Ok, so I accidentally destroyed my door jam and i need to replace the whole thing. The door got stuck on something and when i opened it with my shoulder the door jam exploded.It was the cheap kind of door jam, made with that cork type wood(sorry i don't know what it's called). How much will it cost to repair, and if you can point me into the right direction on how to install it? Any help will be appreciated, thanks.


----------



## jimioc (Nov 30, 2007)

you will need to measure the size of the jamb - go to lowes or depot - they have door jamb kits in the millwork section - if this is a newer door - you should have no problem - just remove the trim on the inside of the frame - you may also need to remove the outside trim as well - just on the broken side -  also when you buy the jamb kit - pick up some shims and long screws - i like screws - much easer to adjust - good luck
ps you may also need a sawzall to cut the nails on the old jamb


----------



## inspectorD (Dec 1, 2007)

The only thing is sometimes folks don.t have a sawzall.
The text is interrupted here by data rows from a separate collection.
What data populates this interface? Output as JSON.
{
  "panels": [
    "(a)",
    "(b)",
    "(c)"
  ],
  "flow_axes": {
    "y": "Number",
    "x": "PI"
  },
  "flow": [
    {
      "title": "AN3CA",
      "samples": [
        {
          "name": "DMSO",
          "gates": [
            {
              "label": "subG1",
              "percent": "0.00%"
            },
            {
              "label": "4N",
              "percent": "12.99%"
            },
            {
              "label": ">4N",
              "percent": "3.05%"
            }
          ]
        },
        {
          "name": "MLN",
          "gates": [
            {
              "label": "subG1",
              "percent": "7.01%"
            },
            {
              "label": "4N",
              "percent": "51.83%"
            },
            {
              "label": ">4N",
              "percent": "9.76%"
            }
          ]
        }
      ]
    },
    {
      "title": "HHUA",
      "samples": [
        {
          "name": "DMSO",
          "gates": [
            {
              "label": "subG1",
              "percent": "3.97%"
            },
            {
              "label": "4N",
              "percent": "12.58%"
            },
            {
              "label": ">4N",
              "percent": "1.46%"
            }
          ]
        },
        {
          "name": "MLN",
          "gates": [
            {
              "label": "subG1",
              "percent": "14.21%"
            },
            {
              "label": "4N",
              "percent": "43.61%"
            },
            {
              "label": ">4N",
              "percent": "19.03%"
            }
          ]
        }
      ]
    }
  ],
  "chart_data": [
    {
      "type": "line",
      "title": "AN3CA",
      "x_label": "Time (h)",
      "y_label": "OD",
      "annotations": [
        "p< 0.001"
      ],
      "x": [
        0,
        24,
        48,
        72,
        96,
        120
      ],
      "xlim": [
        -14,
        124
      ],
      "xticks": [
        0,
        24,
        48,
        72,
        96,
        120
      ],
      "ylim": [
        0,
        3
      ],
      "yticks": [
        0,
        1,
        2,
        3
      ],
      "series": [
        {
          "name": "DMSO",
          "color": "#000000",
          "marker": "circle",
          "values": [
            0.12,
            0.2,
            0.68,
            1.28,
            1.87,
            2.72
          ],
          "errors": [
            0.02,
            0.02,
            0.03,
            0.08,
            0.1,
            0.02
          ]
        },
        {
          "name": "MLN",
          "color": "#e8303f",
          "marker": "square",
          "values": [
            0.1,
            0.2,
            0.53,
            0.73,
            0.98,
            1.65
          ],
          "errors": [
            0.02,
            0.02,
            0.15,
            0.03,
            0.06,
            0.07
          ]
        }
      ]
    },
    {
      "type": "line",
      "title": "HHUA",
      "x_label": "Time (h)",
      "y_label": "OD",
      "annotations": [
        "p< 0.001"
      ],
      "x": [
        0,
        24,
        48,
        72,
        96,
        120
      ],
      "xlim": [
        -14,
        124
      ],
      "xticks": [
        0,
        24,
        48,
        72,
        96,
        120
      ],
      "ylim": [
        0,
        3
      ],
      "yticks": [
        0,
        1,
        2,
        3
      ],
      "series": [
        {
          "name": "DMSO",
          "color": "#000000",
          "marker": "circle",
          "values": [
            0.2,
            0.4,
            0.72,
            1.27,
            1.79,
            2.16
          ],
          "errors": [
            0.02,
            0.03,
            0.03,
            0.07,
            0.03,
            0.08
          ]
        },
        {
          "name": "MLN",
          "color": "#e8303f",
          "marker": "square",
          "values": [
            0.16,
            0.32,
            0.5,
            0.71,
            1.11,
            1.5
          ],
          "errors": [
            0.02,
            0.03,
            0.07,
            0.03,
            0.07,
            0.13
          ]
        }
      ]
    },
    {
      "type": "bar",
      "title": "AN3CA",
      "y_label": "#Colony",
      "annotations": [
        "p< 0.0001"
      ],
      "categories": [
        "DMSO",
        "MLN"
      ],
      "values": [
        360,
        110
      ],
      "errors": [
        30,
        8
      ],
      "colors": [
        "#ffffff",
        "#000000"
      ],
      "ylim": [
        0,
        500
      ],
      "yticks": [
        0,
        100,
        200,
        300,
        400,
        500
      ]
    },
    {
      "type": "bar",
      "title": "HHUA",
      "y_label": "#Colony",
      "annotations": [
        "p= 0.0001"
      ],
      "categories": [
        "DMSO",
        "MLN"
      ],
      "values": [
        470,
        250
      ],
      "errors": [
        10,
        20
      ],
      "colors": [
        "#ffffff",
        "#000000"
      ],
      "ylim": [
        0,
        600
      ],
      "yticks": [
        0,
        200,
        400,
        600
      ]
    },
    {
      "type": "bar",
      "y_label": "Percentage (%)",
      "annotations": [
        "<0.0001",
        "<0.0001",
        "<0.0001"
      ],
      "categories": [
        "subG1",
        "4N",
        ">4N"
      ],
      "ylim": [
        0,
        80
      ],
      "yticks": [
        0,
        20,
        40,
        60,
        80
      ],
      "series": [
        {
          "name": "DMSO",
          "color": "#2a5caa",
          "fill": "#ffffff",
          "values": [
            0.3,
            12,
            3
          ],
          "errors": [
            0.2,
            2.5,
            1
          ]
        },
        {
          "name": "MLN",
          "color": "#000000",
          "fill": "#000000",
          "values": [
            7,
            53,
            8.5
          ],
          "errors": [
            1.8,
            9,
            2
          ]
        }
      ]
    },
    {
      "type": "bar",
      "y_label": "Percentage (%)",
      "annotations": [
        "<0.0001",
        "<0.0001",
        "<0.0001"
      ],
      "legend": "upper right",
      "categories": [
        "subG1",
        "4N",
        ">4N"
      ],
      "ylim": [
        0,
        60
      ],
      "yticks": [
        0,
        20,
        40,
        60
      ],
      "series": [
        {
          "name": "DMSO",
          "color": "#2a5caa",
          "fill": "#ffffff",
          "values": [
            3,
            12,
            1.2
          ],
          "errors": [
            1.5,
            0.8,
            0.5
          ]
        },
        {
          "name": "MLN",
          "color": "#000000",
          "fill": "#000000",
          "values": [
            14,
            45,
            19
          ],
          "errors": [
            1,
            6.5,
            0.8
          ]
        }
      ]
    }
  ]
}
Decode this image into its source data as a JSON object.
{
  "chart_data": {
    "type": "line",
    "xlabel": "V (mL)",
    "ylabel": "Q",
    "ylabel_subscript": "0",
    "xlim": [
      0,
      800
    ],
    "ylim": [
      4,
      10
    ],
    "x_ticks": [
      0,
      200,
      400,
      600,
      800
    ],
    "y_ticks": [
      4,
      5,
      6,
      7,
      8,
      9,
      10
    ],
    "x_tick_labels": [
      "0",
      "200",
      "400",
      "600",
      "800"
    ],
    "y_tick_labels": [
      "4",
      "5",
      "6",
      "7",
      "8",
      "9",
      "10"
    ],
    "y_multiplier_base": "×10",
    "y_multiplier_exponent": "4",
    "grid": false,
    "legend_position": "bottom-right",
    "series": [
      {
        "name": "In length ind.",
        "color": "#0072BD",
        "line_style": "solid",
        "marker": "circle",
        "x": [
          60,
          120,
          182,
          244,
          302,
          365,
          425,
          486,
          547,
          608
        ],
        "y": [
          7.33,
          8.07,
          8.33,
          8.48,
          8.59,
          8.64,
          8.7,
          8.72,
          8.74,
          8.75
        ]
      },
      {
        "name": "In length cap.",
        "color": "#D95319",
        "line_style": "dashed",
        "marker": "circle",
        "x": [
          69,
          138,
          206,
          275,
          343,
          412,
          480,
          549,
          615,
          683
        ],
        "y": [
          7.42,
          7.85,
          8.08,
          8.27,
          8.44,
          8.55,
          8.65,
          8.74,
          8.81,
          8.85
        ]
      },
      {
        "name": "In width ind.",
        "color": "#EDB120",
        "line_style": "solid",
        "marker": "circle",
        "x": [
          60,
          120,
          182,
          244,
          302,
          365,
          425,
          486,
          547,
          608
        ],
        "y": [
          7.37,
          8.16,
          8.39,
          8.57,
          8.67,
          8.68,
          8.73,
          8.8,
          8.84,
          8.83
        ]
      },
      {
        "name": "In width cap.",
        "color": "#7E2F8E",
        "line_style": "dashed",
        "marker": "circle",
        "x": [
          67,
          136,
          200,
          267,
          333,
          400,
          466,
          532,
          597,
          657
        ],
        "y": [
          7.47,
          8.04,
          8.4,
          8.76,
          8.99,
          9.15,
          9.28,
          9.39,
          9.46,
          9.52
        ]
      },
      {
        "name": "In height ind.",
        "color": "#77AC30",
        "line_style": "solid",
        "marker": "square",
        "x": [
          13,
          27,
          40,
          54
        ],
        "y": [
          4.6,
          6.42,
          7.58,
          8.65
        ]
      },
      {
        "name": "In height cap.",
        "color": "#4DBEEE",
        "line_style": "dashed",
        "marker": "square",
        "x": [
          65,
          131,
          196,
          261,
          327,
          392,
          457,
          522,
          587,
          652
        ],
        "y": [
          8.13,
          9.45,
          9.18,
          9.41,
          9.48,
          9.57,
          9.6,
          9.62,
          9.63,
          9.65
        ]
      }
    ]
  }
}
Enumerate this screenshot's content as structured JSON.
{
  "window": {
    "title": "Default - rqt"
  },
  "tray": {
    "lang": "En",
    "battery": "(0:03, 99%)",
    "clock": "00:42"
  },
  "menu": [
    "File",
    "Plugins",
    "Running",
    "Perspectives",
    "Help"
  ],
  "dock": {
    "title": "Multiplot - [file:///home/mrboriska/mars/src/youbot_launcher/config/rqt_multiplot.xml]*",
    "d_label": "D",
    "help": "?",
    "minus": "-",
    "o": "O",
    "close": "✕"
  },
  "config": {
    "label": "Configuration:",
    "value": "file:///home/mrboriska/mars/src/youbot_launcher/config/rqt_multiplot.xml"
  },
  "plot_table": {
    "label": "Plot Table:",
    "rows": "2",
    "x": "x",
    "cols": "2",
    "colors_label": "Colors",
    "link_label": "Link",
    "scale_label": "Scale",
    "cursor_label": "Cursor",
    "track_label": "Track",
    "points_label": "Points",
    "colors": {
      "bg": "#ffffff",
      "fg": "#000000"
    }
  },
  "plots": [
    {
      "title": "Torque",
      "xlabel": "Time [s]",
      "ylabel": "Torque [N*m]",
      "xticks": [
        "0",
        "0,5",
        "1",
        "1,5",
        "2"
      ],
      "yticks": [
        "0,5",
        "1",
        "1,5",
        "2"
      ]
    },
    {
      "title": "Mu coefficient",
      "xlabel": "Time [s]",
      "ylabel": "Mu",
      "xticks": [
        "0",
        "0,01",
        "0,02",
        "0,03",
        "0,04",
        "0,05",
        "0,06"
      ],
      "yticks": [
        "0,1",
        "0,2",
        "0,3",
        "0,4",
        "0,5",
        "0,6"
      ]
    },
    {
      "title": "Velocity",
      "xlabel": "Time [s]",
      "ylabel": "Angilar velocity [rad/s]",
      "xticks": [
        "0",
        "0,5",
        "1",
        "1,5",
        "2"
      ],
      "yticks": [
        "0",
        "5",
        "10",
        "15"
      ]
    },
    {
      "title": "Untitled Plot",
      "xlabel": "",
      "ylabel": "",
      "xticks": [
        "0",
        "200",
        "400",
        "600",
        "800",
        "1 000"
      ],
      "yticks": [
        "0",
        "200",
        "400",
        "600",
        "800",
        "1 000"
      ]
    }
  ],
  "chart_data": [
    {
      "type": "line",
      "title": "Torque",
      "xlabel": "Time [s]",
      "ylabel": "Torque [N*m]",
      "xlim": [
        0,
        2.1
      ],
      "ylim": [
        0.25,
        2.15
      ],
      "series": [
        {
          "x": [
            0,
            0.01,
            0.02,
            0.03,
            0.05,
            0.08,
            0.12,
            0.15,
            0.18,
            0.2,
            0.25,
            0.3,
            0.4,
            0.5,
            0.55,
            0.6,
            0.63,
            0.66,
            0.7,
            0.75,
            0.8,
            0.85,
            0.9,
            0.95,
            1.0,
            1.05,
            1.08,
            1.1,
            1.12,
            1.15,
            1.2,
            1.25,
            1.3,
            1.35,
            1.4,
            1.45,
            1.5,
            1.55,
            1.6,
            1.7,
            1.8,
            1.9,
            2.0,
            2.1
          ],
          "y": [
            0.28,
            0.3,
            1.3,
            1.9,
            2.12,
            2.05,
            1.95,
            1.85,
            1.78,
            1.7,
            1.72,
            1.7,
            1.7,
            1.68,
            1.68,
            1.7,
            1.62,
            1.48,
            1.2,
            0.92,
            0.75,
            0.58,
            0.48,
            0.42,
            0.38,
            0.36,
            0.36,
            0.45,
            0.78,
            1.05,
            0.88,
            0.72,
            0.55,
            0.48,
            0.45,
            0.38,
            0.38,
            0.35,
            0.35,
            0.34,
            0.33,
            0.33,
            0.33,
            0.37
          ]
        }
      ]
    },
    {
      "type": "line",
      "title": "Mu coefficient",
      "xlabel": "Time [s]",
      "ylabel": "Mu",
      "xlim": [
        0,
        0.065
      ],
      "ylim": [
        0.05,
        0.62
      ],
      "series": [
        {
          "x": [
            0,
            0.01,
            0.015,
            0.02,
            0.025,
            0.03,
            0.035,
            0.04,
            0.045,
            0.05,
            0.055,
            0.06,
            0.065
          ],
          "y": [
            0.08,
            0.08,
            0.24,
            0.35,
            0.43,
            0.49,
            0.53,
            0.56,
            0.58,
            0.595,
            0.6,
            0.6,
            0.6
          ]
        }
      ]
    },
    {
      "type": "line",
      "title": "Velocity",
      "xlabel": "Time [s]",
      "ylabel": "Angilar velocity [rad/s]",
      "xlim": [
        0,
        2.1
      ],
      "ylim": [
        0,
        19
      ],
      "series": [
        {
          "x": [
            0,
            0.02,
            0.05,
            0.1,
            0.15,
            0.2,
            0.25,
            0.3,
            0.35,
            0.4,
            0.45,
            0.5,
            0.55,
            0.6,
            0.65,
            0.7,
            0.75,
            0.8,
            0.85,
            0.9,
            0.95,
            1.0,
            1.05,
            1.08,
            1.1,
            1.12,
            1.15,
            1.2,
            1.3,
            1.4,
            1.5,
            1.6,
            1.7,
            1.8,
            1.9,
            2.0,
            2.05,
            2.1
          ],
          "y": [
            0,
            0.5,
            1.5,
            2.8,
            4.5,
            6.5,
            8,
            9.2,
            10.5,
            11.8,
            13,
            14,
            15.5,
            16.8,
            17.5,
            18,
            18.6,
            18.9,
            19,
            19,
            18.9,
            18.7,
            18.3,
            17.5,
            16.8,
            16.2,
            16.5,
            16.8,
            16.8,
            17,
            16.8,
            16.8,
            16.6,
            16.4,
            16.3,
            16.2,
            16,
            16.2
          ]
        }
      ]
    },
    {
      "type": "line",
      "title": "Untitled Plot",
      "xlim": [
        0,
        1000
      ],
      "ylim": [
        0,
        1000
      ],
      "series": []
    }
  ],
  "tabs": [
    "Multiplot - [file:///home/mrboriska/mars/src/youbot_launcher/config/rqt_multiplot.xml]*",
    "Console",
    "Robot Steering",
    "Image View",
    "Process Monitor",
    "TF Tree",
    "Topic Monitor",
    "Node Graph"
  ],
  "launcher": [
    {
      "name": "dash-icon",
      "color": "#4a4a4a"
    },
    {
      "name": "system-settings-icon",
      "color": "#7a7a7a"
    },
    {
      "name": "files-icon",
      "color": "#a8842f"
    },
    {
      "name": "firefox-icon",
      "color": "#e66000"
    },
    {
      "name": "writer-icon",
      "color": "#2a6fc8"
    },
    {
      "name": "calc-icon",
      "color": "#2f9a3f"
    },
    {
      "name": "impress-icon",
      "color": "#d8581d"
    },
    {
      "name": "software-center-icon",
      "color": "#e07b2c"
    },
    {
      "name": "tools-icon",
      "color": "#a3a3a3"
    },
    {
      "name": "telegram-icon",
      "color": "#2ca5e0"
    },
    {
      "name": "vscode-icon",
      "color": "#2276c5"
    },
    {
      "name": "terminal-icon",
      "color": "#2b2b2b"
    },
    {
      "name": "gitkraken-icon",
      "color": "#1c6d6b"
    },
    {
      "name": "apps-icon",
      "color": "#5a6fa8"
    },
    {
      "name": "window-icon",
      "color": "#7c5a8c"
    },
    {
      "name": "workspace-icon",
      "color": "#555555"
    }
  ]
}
You can try a hacksaw blade with some tape on the end ...or the easier way is to get a nailset, find the nails and set or drive them deeper into the jamb.
Good luck.


----------



## kok328 (Dec 1, 2007)

if you don't want to have or want to buy a sawzall, you can buy an inexpensive hacksaw blade holder handle.  I prefer the type of handle that has a twist lock mechanism to recieve a sawzall handle.  Milwaukee calls is a job saw.


----------